O velório vai ser longo e doloroso e espera-se apenas que o enterro, ainda sem data marcada, ocorra antes de o cadáver entrar em decomposição. Mas o cheiro, que até agora tem sido disfarçado com perfumes, vai rapidamente tornar-se insuportável para o nariz de qualquer democrata.
Uma ideia é uma coisa poderosa, capaz de mudar o mundo e de mobilizar milhões. Mas é também frágil. E a ideia da Europa não resistiu a uma noite de “waterboarding mental” como aquela a que foi submetido o primeiro-ministro grego, depois de um fim-de-semana de chantagem, de mentiras espalhadas por poderosas máquinas de propaganda (“A Grécia quer viver à custa dos contribuintes europeus”) e de um permanente destilar de ódio contra Atenas.
O ataque à Grécia está ainda em curso e o seu desenlace ainda não se conhece mas, seja qual for a sua evolução, ele já destruiu a Europa.
Teria sido mais honesto se Angela Merkel e Wolfgang Schäuble tivessem enviado os tanques alemães invadir a praça Syntagma e tornar a pilhar abertamente a Grécia como o fizeram as tropas nazis há setenta anos. Mas o que a Alemanha e os seus cúmplices fizeram tem menos riscos e é mais lucrativo. A guerra de hoje ganha-se com “banks instead of tanks”.

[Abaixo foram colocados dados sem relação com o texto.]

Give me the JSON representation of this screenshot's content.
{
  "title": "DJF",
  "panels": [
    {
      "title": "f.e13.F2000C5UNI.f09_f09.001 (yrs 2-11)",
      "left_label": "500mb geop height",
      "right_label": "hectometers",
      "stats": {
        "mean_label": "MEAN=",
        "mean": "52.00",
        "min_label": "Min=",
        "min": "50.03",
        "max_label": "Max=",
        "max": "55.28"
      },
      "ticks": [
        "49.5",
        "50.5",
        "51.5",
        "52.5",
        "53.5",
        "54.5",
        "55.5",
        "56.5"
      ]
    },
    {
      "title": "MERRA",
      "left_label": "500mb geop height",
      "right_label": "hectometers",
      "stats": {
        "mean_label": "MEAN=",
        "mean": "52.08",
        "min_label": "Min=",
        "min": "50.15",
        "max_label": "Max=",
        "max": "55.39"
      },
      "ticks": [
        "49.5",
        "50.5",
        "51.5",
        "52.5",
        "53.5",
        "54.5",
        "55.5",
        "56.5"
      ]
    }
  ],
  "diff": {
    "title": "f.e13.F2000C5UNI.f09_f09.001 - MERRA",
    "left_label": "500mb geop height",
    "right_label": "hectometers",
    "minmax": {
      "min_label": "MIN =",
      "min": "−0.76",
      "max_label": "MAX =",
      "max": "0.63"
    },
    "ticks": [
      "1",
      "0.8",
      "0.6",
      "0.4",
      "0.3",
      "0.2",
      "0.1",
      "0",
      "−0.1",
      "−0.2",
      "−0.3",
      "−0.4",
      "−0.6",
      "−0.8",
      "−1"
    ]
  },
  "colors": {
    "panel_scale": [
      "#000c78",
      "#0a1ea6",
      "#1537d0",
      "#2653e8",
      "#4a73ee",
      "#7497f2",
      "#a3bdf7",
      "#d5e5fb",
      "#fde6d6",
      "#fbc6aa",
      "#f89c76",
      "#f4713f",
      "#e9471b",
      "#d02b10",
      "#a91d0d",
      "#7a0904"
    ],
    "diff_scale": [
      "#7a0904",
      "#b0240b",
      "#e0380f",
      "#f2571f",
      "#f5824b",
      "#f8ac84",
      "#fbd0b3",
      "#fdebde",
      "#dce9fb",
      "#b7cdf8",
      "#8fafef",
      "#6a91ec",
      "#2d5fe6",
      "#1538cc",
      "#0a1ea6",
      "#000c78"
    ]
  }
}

O que a Alemanha fez, sob a direcção de Schäuble, a aquiescência de Merkel, a cumplicidade gananciosa de meia dúzia de países e a assistência de uns quantos servos solícitos como Passos Coelho e a hesitação de uns políticos medrosos, como Hollande e Renzi, foi a ocupação da Grécia e a substituição do que restava de democracia por uma ditadura financeira. Não foi uma ocupação militar, mas foi uma ocupação, que roubou a Grécia da réstia de soberania que lhe sobrava.

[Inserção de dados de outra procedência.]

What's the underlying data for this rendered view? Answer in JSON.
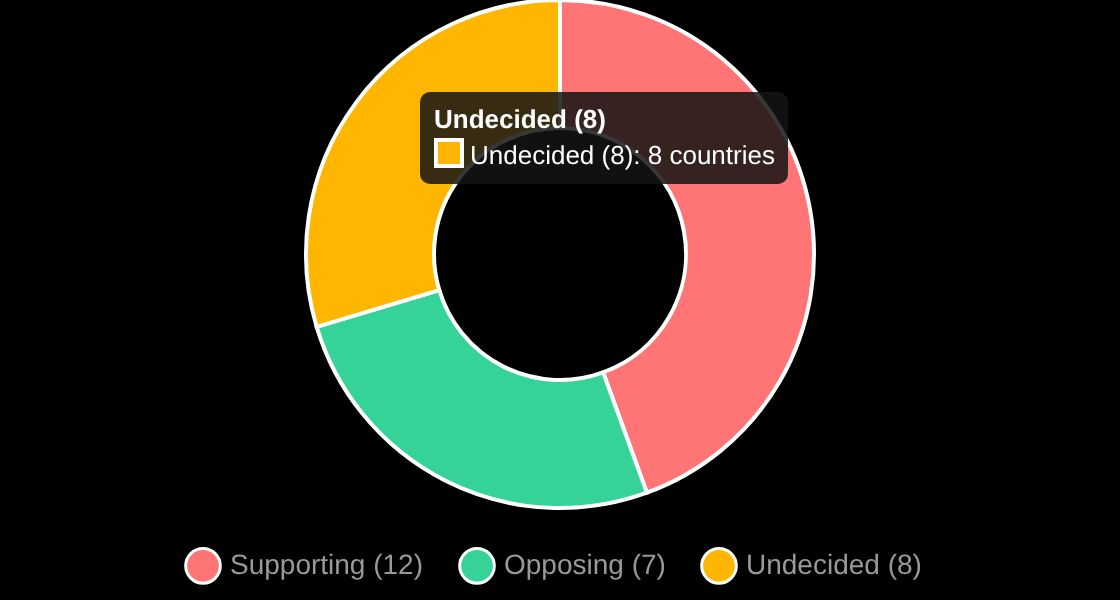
{
  "chart_data": {
    "type": "donut",
    "categories": [
      "Supporting (12)",
      "Opposing (7)",
      "Undecided (8)"
    ],
    "values": [
      12,
      7,
      8
    ],
    "colors": [
      "#ff7474",
      "#36d399",
      "#ffb600"
    ],
    "legend": "bottom",
    "annotations": [
      "Undecided (8)",
      "Undecided (8): 8 countries"
    ]
  }
}
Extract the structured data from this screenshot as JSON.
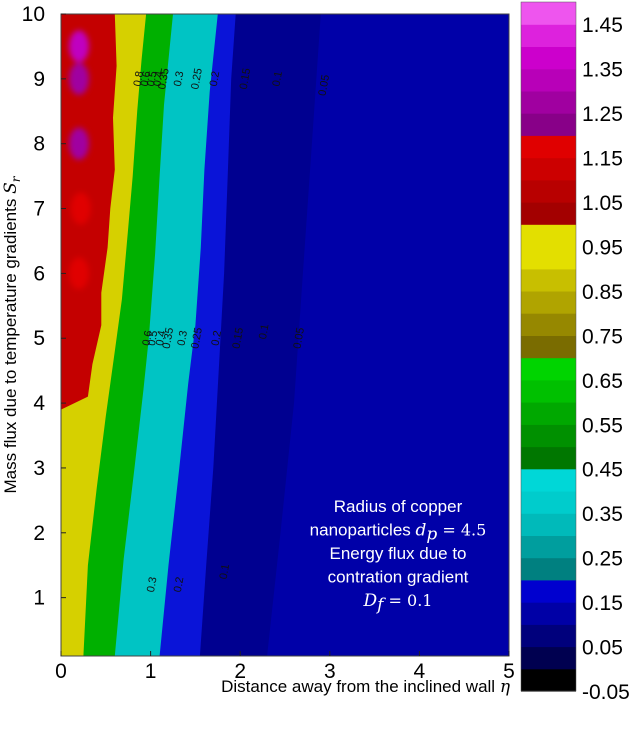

A União Europeia passou de “clube das democracias” a uma ditadura financeira - assim, sem aspas - executada pela Alemanha e que não tolera o mínimo desvio aos seus ditames. As democracias podem fazer eleições e escolher governos desde que estes façam exactamente o que Berlim e a banca internacional ditam. E, se não o fizerem, arrepender-se-ão amargamente.

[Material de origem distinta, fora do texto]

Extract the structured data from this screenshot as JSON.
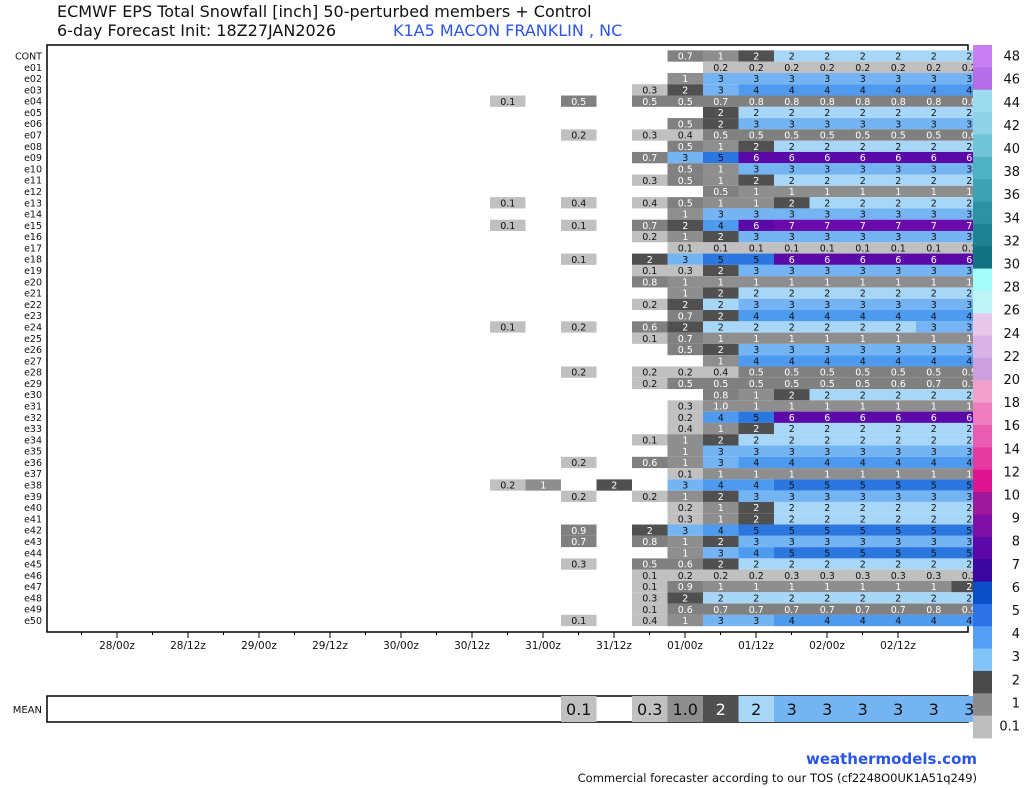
{
  "header": {
    "title": "ECMWF EPS Total Snowfall [inch]  50-perturbed members + Control",
    "subtitle": "6-day Forecast Init: 18Z27JAN2026",
    "station": "K1A5 MACON FRANKLIN , NC"
  },
  "footer": {
    "brand": "weathermodels.com",
    "notice": "Commercial forecaster according to our TOS (cf2248O0UK1A51q249)"
  },
  "chart_data": {
    "type": "heatmap",
    "members": [
      "CONT",
      "e01",
      "e02",
      "e03",
      "e04",
      "e05",
      "e06",
      "e07",
      "e08",
      "e09",
      "e10",
      "e11",
      "e12",
      "e13",
      "e14",
      "e15",
      "e16",
      "e17",
      "e18",
      "e19",
      "e20",
      "e21",
      "e22",
      "e23",
      "e24",
      "e25",
      "e26",
      "e27",
      "e28",
      "e29",
      "e30",
      "e31",
      "e32",
      "e33",
      "e34",
      "e35",
      "e36",
      "e37",
      "e38",
      "e39",
      "e40",
      "e41",
      "e42",
      "e43",
      "e44",
      "e45",
      "e46",
      "e47",
      "e48",
      "e49",
      "e50"
    ],
    "x_tick_labels": [
      "28/00z",
      "28/12z",
      "29/00z",
      "29/12z",
      "30/00z",
      "30/12z",
      "31/00z",
      "31/12z",
      "01/00z",
      "01/12z",
      "02/00z",
      "02/12z"
    ],
    "time_step_hours": 6,
    "first_time_label": "28/00z",
    "first_data_step_index": 12,
    "member_values": [
      [
        "",
        "",
        "",
        "",
        "",
        "0.7",
        "1",
        "2",
        "2",
        "2",
        "2",
        "2",
        "2",
        "2"
      ],
      [
        "",
        "",
        "",
        "",
        "",
        "",
        "0.2",
        "0.2",
        "0.2",
        "0.2",
        "0.2",
        "0.2",
        "0.2",
        "0.2"
      ],
      [
        "",
        "",
        "",
        "",
        "",
        "1",
        "3",
        "3",
        "3",
        "3",
        "3",
        "3",
        "3",
        "3"
      ],
      [
        "",
        "",
        "",
        "",
        "0.3",
        "2",
        "3",
        "4",
        "4",
        "4",
        "4",
        "4",
        "4",
        "4"
      ],
      [
        "0.1",
        "",
        "0.5",
        "",
        "0.5",
        "0.5",
        "0.7",
        "0.8",
        "0.8",
        "0.8",
        "0.8",
        "0.8",
        "0.8",
        "0.8"
      ],
      [
        "",
        "",
        "",
        "",
        "",
        "",
        "2",
        "2",
        "2",
        "2",
        "2",
        "2",
        "2",
        "2"
      ],
      [
        "",
        "",
        "",
        "",
        "",
        "0.5",
        "2",
        "3",
        "3",
        "3",
        "3",
        "3",
        "3",
        "3"
      ],
      [
        "",
        "",
        "0.2",
        "",
        "0.3",
        "0.4",
        "0.5",
        "0.5",
        "0.5",
        "0.5",
        "0.5",
        "0.5",
        "0.5",
        "0.6"
      ],
      [
        "",
        "",
        "",
        "",
        "",
        "0.5",
        "1",
        "2",
        "2",
        "2",
        "2",
        "2",
        "2",
        "2"
      ],
      [
        "",
        "",
        "",
        "",
        "0.7",
        "3",
        "5",
        "6",
        "6",
        "6",
        "6",
        "6",
        "6",
        "6"
      ],
      [
        "",
        "",
        "",
        "",
        "",
        "0.5",
        "1",
        "3",
        "3",
        "3",
        "3",
        "3",
        "3",
        "3"
      ],
      [
        "",
        "",
        "",
        "",
        "0.3",
        "0.5",
        "1",
        "2",
        "2",
        "2",
        "2",
        "2",
        "2",
        "2"
      ],
      [
        "",
        "",
        "",
        "",
        "",
        "",
        "0.5",
        "1",
        "1",
        "1",
        "1",
        "1",
        "1",
        "1"
      ],
      [
        "0.1",
        "",
        "0.4",
        "",
        "0.4",
        "0.5",
        "1",
        "1",
        "2",
        "2",
        "2",
        "2",
        "2",
        "2"
      ],
      [
        "",
        "",
        "",
        "",
        "",
        "1",
        "3",
        "3",
        "3",
        "3",
        "3",
        "3",
        "3",
        "3"
      ],
      [
        "0.1",
        "",
        "0.1",
        "",
        "0.7",
        "2",
        "4",
        "6",
        "7",
        "7",
        "7",
        "7",
        "7",
        "7"
      ],
      [
        "",
        "",
        "",
        "",
        "0.2",
        "1",
        "2",
        "3",
        "3",
        "3",
        "3",
        "3",
        "3",
        "3"
      ],
      [
        "",
        "",
        "",
        "",
        "",
        "0.1",
        "0.1",
        "0.1",
        "0.1",
        "0.1",
        "0.1",
        "0.1",
        "0.1",
        "0.1"
      ],
      [
        "",
        "",
        "0.1",
        "",
        "2",
        "3",
        "5",
        "5",
        "6",
        "6",
        "6",
        "6",
        "6",
        "6"
      ],
      [
        "",
        "",
        "",
        "",
        "0.1",
        "0.3",
        "2",
        "3",
        "3",
        "3",
        "3",
        "3",
        "3",
        "3"
      ],
      [
        "",
        "",
        "",
        "",
        "0.8",
        "1",
        "1",
        "1",
        "1",
        "1",
        "1",
        "1",
        "1",
        "1"
      ],
      [
        "",
        "",
        "",
        "",
        "",
        "1",
        "2",
        "2",
        "2",
        "2",
        "2",
        "2",
        "2",
        "2"
      ],
      [
        "",
        "",
        "",
        "",
        "0.2",
        "2",
        "2",
        "3",
        "3",
        "3",
        "3",
        "3",
        "3",
        "3"
      ],
      [
        "",
        "",
        "",
        "",
        "",
        "0.7",
        "2",
        "4",
        "4",
        "4",
        "4",
        "4",
        "4",
        "4"
      ],
      [
        "0.1",
        "",
        "0.2",
        "",
        "0.6",
        "2",
        "2",
        "2",
        "2",
        "2",
        "2",
        "2",
        "3",
        "3"
      ],
      [
        "",
        "",
        "",
        "",
        "0.1",
        "0.7",
        "1",
        "1",
        "1",
        "1",
        "1",
        "1",
        "1",
        "1"
      ],
      [
        "",
        "",
        "",
        "",
        "",
        "0.5",
        "2",
        "3",
        "3",
        "3",
        "3",
        "3",
        "3",
        "3"
      ],
      [
        "",
        "",
        "",
        "",
        "",
        "",
        "1",
        "4",
        "4",
        "4",
        "4",
        "4",
        "4",
        "4"
      ],
      [
        "",
        "",
        "0.2",
        "",
        "0.2",
        "0.2",
        "0.4",
        "0.5",
        "0.5",
        "0.5",
        "0.5",
        "0.5",
        "0.5",
        "0.5"
      ],
      [
        "",
        "",
        "",
        "",
        "0.2",
        "0.5",
        "0.5",
        "0.5",
        "0.5",
        "0.5",
        "0.5",
        "0.6",
        "0.7",
        "0.7"
      ],
      [
        "",
        "",
        "",
        "",
        "",
        "",
        "0.8",
        "1",
        "2",
        "2",
        "2",
        "2",
        "2",
        "2"
      ],
      [
        "",
        "",
        "",
        "",
        "",
        "0.3",
        "1.0",
        "1",
        "1",
        "1",
        "1",
        "1",
        "1",
        "1"
      ],
      [
        "",
        "",
        "",
        "",
        "",
        "0.2",
        "4",
        "5",
        "6",
        "6",
        "6",
        "6",
        "6",
        "6"
      ],
      [
        "",
        "",
        "",
        "",
        "",
        "0.4",
        "1",
        "2",
        "2",
        "2",
        "2",
        "2",
        "2",
        "2"
      ],
      [
        "",
        "",
        "",
        "",
        "0.1",
        "1",
        "2",
        "2",
        "2",
        "2",
        "2",
        "2",
        "2",
        "2"
      ],
      [
        "",
        "",
        "",
        "",
        "",
        "1",
        "3",
        "3",
        "3",
        "3",
        "3",
        "3",
        "3",
        "3"
      ],
      [
        "",
        "",
        "0.2",
        "",
        "0.6",
        "1",
        "3",
        "4",
        "4",
        "4",
        "4",
        "4",
        "4",
        "4"
      ],
      [
        "",
        "",
        "",
        "",
        "",
        "0.1",
        "1",
        "1",
        "1",
        "1",
        "1",
        "1",
        "1",
        "1"
      ],
      [
        "0.2",
        "1",
        "",
        "2",
        "",
        "3",
        "4",
        "4",
        "5",
        "5",
        "5",
        "5",
        "5",
        "5"
      ],
      [
        "",
        "",
        "0.2",
        "",
        "0.2",
        "1",
        "2",
        "3",
        "3",
        "3",
        "3",
        "3",
        "3",
        "3"
      ],
      [
        "",
        "",
        "",
        "",
        "",
        "0.2",
        "1",
        "2",
        "2",
        "2",
        "2",
        "2",
        "2",
        "2"
      ],
      [
        "",
        "",
        "",
        "",
        "",
        "0.3",
        "1",
        "2",
        "2",
        "2",
        "2",
        "2",
        "2",
        "2"
      ],
      [
        "",
        "",
        "0.9",
        "",
        "2",
        "3",
        "4",
        "5",
        "5",
        "5",
        "5",
        "5",
        "5",
        "5"
      ],
      [
        "",
        "",
        "0.7",
        "",
        "0.8",
        "1",
        "2",
        "3",
        "3",
        "3",
        "3",
        "3",
        "3",
        "3"
      ],
      [
        "",
        "",
        "",
        "",
        "",
        "1",
        "3",
        "4",
        "5",
        "5",
        "5",
        "5",
        "5",
        "5"
      ],
      [
        "",
        "",
        "0.3",
        "",
        "0.5",
        "0.6",
        "2",
        "2",
        "2",
        "2",
        "2",
        "2",
        "2",
        "2"
      ],
      [
        "",
        "",
        "",
        "",
        "0.1",
        "0.2",
        "0.2",
        "0.2",
        "0.3",
        "0.3",
        "0.3",
        "0.3",
        "0.3",
        "0.3"
      ],
      [
        "",
        "",
        "",
        "",
        "0.1",
        "0.9",
        "1",
        "1",
        "1",
        "1",
        "1",
        "1",
        "1",
        "2"
      ],
      [
        "",
        "",
        "",
        "",
        "0.3",
        "2",
        "2",
        "2",
        "2",
        "2",
        "2",
        "2",
        "2",
        "2"
      ],
      [
        "",
        "",
        "",
        "",
        "0.1",
        "0.6",
        "0.7",
        "0.7",
        "0.7",
        "0.7",
        "0.7",
        "0.7",
        "0.8",
        "0.9"
      ],
      [
        "",
        "",
        "0.1",
        "",
        "0.4",
        "1",
        "3",
        "3",
        "4",
        "4",
        "4",
        "4",
        "4",
        "4"
      ]
    ],
    "mean_label": "MEAN",
    "mean_values": [
      "",
      "",
      "0.1",
      "",
      "0.3",
      "1.0",
      "2",
      "2",
      "3",
      "3",
      "3",
      "3",
      "3",
      "3"
    ],
    "colorbar": {
      "labels": [
        "48",
        "46",
        "44",
        "42",
        "40",
        "38",
        "36",
        "34",
        "32",
        "30",
        "28",
        "26",
        "24",
        "22",
        "20",
        "18",
        "16",
        "14",
        "12",
        "10",
        "9",
        "8",
        "7",
        "6",
        "5",
        "4",
        "3",
        "2",
        "1",
        "0.1"
      ],
      "colors": [
        "#c77ef0",
        "#b56ee8",
        "#9cdcec",
        "#8fd2e6",
        "#6fc4d8",
        "#4fb2c2",
        "#3da2b2",
        "#2e92a2",
        "#1f8292",
        "#137282",
        "#a5fcf8",
        "#bff5f5",
        "#e8c8ea",
        "#dab2e6",
        "#cba0dc",
        "#f4a0cc",
        "#ee7ec0",
        "#ea5cb2",
        "#e63aa0",
        "#de158e",
        "#9e189c",
        "#8010a4",
        "#5c08a8",
        "#3a06a0",
        "#0c4ec8",
        "#2e72e8",
        "#559ef4",
        "#82c4f8",
        "#4a4a4a",
        "#8c8c8c",
        "#bdbdbd"
      ]
    }
  }
}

Que a austeridade não funciona para resolver os problemas que diz resolver (dívida, crescimento, emprego, competitividade) todos o sabem. Por que razão então a imposição deste “catálogo de atrocidades”, como ontem a revista alemã Der Spiegel chamava às imposições feitas à Grécia? Para dar o exemplo. Para castigar o país que ousou pensar em soberania. Para humilhar o país que ousou convocar um referendo que desafiava Bruxelas e Berlim. Para dobrar a espinha do partido que ousou exigir as reparações de guerra devidas pela Alemanha. Para garantir que nenhum dos países devedores tem veleidades de independência e estraga as contas da Alemanha, a quem convém que haja países endividados que não só lhe pagam juros todos os trimestres, como importam automóveis e submarinos alemães aumentando as suas dívidas, como ainda afugentam dos seus países os investimentos que acabam por cair no colo de Berlim.
A austeridade não é um remédio amargo que a Grécia não quer tomar. É uma invasão de um país por meios não militares, uma usurpação da democracia, uma substituição de governos democráticos e uma forma de eternizar a submissão política dos países. A austeridade é o novo colonialismo. E a União Europeia tornou-se a sua ponta de lança.
Outra lição que este ataque à Grécia nos oferece é que o desejo de hegemonia da Alemanha não é uma fantasia de paranóicos empenhados em desenterrar fantasmas desaparecidos há muito. A Alemanha não esconde aliás essa veleidade. As propostas de Schäuble (como o sequestro de 50 mil milhões de euros de bens, que a Grécia só poderá reaver se pagar um resgate, como nos raptos) acabaram todas por surgir nos documentos, mesmo quando todos pareciam achá-las excessivas.